Em quase 12 anos de processo, o antigo primeiro-ministro já teve oito advogados, incluindo quatro oficiosos.

17 de março de 2026 às 10:24

O julgamento do processo Operação Marquês retomou, esta terça-feira, em Lisboa, após ter sido nomeado um novo advogado oficioso, Luís Esteves, para representar o antigo primeiro-ministro, José Sócrates. No entanto, os trabalhos foram interrompidos logo após o arranque da sessão, uma vez que a juíza refere que o tribunal ainda não tem informação da nomeação do novo advogado do arguido, pelo que pede o contacto imediato com a Ordem dos Advogados.

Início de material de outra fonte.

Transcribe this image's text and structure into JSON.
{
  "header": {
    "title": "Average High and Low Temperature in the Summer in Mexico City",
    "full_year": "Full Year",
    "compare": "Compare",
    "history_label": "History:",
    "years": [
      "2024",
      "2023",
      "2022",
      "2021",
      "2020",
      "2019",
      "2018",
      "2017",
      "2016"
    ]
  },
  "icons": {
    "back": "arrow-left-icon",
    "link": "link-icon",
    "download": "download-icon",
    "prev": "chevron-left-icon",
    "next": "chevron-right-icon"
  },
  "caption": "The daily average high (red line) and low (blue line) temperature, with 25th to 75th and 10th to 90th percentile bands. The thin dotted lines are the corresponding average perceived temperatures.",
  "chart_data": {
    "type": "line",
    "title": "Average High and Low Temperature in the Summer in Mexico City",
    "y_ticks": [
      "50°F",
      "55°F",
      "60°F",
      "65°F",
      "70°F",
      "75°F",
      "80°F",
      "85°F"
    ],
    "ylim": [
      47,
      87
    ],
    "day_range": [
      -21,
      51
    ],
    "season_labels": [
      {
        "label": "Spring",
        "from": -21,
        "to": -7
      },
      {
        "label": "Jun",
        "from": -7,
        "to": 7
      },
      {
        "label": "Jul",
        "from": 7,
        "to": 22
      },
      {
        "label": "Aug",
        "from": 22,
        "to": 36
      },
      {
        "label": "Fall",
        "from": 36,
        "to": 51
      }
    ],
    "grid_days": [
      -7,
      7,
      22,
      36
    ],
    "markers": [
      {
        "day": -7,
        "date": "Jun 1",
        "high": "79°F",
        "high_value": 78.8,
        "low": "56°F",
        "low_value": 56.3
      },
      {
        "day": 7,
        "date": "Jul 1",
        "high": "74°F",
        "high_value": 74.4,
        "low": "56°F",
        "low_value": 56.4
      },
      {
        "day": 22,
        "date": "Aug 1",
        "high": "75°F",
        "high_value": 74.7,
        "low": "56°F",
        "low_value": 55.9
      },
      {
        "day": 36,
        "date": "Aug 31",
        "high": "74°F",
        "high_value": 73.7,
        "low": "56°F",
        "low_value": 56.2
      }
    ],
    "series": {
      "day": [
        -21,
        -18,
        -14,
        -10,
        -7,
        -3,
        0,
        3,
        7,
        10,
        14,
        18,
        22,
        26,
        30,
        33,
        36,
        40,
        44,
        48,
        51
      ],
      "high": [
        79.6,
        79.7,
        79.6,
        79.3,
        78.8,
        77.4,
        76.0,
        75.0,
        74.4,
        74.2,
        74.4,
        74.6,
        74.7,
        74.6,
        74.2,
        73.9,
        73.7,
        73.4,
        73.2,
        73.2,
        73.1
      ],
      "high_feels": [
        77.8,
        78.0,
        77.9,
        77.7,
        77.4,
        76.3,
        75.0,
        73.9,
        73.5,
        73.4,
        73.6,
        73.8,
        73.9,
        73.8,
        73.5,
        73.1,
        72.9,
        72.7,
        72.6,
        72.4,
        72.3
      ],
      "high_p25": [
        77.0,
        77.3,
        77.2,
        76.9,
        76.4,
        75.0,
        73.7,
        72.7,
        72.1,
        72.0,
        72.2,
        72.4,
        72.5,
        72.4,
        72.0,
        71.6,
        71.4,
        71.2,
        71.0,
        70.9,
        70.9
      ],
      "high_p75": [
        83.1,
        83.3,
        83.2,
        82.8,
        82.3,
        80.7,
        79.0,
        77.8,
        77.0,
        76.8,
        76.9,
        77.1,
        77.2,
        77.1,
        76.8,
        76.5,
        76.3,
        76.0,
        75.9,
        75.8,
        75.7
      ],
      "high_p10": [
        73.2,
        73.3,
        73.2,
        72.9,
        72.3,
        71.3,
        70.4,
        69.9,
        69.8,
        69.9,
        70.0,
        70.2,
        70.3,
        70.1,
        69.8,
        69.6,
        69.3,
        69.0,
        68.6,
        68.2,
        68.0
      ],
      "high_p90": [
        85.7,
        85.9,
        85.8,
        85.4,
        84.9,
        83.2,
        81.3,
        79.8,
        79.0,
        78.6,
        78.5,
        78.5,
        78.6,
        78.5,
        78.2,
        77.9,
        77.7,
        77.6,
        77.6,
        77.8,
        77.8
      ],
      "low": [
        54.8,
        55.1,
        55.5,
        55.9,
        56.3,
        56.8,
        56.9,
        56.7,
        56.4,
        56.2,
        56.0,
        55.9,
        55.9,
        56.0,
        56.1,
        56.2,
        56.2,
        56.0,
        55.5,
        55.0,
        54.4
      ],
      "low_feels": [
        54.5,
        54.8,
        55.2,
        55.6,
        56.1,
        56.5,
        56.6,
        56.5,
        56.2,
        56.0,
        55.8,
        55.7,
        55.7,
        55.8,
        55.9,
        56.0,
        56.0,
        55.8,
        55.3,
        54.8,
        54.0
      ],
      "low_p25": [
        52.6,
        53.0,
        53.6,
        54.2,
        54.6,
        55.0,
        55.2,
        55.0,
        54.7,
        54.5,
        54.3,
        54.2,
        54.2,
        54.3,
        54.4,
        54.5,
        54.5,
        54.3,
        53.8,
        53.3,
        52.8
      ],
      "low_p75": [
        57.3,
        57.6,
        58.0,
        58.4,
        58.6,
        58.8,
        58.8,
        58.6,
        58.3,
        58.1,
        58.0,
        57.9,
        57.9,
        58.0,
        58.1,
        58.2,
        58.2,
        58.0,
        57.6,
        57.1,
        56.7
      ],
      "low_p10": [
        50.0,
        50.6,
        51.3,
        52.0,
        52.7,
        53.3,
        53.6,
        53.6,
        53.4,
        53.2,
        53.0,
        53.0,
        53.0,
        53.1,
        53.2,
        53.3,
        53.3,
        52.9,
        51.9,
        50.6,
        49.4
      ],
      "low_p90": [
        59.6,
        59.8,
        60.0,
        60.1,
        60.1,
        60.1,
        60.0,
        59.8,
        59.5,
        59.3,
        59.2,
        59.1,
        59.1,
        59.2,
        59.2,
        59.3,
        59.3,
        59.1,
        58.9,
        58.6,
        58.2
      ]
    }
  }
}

Ao que o CM apurou a nomeação deste advogado foi feita de maneira distinta das anteriores, já que foi o Conselho Geral da Ordem dos Advogados que nomeou Luís Neves, ou seja, o advogado, que faz serviços oficiosos, reuniu com a Ordem e foi nomeado para ficar alocado à representação do antigo primeiro-ministro. 

O advogado foi nomeado por já ter estado anteriormente em contacto com o processo da Operação Marquês, através da representação de um arguido do processo, João Perna, ex-motorista de José Sócrates. 

O tribunal determinou assim que o julgamento prosseguirá com um advogado de escala. A decisão do coletivo de juízes presidido por Susana Seca surgiu depois de os advogados de outros arguidos no processo Operação Marquês terem posto em causa a legitimidade do Conselho Geral da Ordem dos Advogados para designar um defensor para o ex-governante.

Em quase 12 anos de processo, o chefe do Governo entre 2005 e 2011 já teve nove advogados, incluindo cinco oficiosos: João Araújo, Pedro Delille, José Ramos (oficioso), José Preto, Inês Louro (oficiosa), Ana Velho (oficiosa), Sara Leitão Moreira, Marco António Amaro (oficioso) e agora Luís Carlos Esteves (oficioso).

José Sócrates, de 68 anos, está pronunciado (acusado após instrução) de 22 crimes, incluindo três de corrupção, por ter, alegadamente, recebido dinheiro para beneficiar o grupo Lena, o Grupo Espírito Santo (GES) e o 'resort' algarvio de Vale do Lobo.

No total, o processo conta com 21 arguidos, que têm, em geral, negado a prática dos 117 crimes económico-financeiros que globalmente lhes são imputados.

Os ilícitos terão sido praticados entre 2005 e 2014 e, no primeiro semestre deste ano, podem prescrever, segundo o tribunal, os crimes de corrupção mais antigos, relacionados com Vale do Lobo.